De las Heras explicó que esta historia se remonta a la llegada de los españoles. Antes de la colonización, las civilizaciones indígenas utilizaban el trueque como sistema de intercambio, empleando cacao, plumas de aves exóticas y jade como medios de valor.
Con la colonización española en el siglo XVI, Honduras adoptó la moneda española, principalmente el real de plata, acuñado en la Casa de la Moneda de México y en otras colonias. Estas monedas eran de uso común en toda la Capitanía General de Guatemala, a la cual pertenecía Honduras, como parte del Virreinato de la Nueva España. De esta forma, se introdujo el uso de monedas europeas en el territorio.
Posteriormente, se incorporaron denominaciones de 5, 10, 20 y 50 centavos, así como la moneda de 1 lempira, facilitando el intercambio de bienes y servicios, que de otro modo habría sido lento y complejo.
El historiador también señaló que el billete ha experimentado múltiples transformaciones a lo largo del tiempo, pasando de diseños sobrios y de colores oscuros a versiones más modernas, como el actual billete de tonalidad roja, que muestra una representación de la cultura lenca más cercana a la figura del indio Lempira.

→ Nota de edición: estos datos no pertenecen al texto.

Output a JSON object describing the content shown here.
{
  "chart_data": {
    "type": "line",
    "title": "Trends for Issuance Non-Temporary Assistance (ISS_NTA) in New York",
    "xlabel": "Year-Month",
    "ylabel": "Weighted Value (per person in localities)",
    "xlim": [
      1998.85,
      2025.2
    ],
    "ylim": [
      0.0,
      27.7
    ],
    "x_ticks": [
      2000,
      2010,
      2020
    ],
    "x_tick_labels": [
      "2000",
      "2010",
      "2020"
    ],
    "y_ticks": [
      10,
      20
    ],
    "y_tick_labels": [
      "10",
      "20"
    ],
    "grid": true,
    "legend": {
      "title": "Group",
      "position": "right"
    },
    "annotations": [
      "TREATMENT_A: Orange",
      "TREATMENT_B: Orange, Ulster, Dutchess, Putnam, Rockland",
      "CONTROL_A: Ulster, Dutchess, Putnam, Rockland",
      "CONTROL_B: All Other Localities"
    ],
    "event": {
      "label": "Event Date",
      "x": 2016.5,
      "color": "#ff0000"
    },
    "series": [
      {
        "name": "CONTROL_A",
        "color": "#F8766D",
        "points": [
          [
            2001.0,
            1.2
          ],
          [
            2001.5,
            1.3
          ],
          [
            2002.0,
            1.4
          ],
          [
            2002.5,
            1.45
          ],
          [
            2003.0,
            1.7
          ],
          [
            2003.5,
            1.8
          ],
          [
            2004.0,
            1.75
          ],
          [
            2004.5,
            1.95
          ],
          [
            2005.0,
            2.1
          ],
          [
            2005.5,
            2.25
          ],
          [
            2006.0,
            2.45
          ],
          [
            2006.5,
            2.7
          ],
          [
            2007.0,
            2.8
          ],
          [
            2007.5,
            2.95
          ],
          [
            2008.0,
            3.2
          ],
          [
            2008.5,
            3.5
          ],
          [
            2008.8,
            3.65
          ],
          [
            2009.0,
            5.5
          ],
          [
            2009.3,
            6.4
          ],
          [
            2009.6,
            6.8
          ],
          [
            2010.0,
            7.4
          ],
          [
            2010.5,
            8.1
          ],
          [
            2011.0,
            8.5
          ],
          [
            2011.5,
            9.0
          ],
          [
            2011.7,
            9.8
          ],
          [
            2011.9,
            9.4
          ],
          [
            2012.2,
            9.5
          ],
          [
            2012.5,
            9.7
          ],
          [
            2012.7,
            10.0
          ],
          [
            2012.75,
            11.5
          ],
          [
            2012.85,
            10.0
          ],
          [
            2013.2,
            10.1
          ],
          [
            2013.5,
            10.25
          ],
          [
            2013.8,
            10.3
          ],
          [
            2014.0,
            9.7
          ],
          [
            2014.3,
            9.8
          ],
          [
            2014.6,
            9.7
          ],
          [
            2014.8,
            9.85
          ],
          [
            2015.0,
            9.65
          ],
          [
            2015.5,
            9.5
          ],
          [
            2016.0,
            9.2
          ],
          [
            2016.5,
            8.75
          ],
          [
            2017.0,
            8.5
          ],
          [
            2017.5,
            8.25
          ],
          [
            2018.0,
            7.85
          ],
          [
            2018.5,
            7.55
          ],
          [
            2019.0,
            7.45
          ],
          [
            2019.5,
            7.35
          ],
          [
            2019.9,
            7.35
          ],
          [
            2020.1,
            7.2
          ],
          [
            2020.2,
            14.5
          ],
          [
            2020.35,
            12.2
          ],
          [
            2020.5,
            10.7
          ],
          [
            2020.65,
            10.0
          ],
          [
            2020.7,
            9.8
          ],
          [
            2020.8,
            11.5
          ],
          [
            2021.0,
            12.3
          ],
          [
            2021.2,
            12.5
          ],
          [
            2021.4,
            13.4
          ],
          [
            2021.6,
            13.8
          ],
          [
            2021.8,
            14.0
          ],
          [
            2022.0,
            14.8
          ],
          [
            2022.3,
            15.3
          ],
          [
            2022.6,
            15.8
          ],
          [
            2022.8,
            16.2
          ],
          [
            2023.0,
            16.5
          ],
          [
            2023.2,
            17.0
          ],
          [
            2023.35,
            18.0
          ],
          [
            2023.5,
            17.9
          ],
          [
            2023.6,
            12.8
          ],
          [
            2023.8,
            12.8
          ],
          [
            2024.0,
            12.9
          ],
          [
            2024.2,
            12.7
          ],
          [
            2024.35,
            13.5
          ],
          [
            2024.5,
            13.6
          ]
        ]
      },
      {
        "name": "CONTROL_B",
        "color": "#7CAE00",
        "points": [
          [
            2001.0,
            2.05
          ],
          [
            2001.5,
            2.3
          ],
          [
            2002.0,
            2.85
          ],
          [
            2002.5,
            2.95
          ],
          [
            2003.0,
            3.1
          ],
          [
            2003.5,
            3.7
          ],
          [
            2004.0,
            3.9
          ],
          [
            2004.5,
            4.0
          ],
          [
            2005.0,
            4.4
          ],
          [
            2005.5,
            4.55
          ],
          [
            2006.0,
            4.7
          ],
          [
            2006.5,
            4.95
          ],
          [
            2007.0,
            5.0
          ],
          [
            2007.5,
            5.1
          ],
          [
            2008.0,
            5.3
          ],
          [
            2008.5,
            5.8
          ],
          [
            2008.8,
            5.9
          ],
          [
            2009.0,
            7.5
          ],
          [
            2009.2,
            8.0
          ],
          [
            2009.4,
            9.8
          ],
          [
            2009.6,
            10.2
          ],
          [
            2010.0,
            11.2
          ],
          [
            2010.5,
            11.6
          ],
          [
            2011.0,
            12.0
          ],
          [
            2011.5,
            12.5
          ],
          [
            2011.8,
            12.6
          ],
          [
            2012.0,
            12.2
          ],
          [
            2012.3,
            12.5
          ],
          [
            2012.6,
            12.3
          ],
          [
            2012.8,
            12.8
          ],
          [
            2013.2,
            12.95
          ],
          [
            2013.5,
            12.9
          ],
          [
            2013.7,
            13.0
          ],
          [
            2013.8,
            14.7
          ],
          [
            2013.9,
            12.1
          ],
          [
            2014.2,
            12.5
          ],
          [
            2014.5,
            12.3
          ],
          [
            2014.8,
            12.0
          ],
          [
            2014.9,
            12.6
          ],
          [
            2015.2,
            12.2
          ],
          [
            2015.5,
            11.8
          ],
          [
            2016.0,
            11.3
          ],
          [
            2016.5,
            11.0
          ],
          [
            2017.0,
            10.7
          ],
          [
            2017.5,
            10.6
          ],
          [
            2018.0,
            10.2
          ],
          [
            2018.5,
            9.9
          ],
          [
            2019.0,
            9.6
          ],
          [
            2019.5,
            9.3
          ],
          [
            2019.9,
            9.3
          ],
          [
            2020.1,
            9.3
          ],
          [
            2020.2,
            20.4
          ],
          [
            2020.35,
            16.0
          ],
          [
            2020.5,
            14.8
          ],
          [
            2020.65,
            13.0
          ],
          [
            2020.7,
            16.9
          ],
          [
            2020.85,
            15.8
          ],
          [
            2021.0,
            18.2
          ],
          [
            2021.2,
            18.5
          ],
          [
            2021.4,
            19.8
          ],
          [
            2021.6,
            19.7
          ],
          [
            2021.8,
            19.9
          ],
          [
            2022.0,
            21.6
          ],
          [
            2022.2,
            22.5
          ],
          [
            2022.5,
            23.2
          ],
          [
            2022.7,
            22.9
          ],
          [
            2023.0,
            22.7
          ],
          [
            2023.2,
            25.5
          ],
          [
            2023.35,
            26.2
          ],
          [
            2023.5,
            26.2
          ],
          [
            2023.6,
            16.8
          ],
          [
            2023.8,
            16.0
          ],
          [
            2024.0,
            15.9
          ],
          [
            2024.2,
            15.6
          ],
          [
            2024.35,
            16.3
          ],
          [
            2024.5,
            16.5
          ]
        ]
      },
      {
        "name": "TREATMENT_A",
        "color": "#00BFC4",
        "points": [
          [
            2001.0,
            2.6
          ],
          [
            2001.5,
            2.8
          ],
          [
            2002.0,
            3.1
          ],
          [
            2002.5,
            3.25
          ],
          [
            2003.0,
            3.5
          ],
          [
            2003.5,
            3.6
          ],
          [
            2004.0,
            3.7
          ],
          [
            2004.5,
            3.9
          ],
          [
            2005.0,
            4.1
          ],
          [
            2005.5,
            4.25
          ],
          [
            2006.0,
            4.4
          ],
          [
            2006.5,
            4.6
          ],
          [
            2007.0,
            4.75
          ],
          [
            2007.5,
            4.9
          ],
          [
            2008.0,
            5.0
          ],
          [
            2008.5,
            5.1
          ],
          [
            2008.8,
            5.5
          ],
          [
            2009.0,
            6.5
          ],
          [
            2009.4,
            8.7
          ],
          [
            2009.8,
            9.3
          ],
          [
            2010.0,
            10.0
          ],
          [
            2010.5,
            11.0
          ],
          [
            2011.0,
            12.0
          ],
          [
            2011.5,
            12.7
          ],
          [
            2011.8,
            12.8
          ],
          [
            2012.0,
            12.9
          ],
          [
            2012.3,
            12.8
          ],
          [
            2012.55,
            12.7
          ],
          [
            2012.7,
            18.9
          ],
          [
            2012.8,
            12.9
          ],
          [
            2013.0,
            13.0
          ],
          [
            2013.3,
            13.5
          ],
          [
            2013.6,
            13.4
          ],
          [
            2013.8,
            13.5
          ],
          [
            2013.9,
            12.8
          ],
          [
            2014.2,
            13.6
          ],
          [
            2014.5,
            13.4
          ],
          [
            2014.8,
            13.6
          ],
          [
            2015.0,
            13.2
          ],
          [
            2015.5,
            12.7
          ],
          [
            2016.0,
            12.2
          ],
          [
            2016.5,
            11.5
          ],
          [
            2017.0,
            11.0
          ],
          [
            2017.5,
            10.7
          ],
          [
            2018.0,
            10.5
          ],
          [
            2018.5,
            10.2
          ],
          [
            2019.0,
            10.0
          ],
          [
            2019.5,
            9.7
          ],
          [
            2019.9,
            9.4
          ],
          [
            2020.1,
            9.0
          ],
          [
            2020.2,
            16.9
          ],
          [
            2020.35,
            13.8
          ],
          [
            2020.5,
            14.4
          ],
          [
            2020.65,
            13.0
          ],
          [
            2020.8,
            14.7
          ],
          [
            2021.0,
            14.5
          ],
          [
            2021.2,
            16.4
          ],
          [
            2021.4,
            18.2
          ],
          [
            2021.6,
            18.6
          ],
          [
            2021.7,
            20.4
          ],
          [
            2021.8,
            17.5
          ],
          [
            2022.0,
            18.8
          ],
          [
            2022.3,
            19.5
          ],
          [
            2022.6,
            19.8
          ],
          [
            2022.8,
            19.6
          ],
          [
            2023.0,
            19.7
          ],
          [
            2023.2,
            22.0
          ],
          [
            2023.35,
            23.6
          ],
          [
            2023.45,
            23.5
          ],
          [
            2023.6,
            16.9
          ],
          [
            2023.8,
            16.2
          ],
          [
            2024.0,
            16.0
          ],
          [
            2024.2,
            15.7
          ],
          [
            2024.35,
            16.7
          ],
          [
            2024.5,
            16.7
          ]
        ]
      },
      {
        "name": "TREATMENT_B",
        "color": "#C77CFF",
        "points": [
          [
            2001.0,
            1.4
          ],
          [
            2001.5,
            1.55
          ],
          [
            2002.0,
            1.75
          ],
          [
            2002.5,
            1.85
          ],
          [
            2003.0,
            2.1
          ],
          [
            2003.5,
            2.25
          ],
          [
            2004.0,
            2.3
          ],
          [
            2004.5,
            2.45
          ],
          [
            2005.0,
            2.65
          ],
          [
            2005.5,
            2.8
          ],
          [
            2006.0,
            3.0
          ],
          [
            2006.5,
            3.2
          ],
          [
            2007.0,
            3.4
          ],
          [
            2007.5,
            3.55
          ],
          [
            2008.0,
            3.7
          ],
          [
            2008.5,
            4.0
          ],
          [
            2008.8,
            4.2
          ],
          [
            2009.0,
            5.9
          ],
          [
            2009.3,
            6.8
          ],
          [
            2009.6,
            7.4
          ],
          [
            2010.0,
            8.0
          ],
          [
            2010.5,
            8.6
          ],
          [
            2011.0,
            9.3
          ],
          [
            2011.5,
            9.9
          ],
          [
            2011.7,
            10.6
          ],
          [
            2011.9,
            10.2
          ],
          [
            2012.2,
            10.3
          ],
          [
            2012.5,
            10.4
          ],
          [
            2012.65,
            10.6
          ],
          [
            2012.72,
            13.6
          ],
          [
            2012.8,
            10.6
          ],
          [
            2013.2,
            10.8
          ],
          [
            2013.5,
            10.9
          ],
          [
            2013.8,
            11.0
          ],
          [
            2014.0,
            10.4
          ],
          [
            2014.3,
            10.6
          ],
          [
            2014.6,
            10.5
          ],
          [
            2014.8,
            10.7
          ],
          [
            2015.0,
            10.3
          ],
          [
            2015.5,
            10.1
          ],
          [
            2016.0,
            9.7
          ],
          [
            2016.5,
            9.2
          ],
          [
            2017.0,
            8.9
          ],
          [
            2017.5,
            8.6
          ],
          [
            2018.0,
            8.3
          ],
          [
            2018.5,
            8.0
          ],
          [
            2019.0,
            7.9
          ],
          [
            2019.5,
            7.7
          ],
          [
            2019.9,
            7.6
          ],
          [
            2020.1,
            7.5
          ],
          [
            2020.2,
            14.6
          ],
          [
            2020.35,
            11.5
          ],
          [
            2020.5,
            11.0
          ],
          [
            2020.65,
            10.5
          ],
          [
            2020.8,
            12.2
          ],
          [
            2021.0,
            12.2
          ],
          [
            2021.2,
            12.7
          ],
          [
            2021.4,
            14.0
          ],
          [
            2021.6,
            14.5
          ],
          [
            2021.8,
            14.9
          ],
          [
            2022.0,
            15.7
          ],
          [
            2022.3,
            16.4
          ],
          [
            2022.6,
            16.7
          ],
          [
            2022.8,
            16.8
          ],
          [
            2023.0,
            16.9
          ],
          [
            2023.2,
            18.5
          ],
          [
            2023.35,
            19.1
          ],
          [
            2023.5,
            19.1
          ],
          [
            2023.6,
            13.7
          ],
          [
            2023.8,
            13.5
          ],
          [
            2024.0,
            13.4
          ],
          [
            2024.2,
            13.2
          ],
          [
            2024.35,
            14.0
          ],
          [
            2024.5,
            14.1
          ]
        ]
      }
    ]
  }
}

Asimismo, comentó que el billete de fondo rojo surgió alrededor de la década de 1970, momento en el que dejó de parecerse a los diseños europeos para adoptar una identidad más auténtica y representativa del país. Más allá de su valor económico, la moneda constituye un elemento cultural que refleja la historia, la sociedad y los orígenes de Honduras.
Antes de 1950, la emisión de billetes estaba en manos de bancos privados. Sin embargo, con la fundación del Banco Central de Honduras (BCH), el 1 de julio de 1950, el Estado asumió el control exclusivo de la política monetaria.
En este sentido, el historiador destacó que la moneda es mucho más que un simple objeto de papel o metal; representa la infraestructura invisible sobre la cual se sustenta toda la actividad económica de una nación, por lo que es fundamental contar con un sistema sólido.
En cuanto a la evolución de las denominaciones, a lo largo de la historia se han introducido billetes de L1, L2, L5, L10, L20, L50, L100, L200 y L500. El billete de L 200 fue incorporado en años recientes y ha tenido dos modificaciones: una con la imagen de las guacamayas, ave nacional de Honduras, y otra con el rostro de la ecologista Berta Cáceres. Por su parte, el billete de L500 entró en circulación a principios de 1998.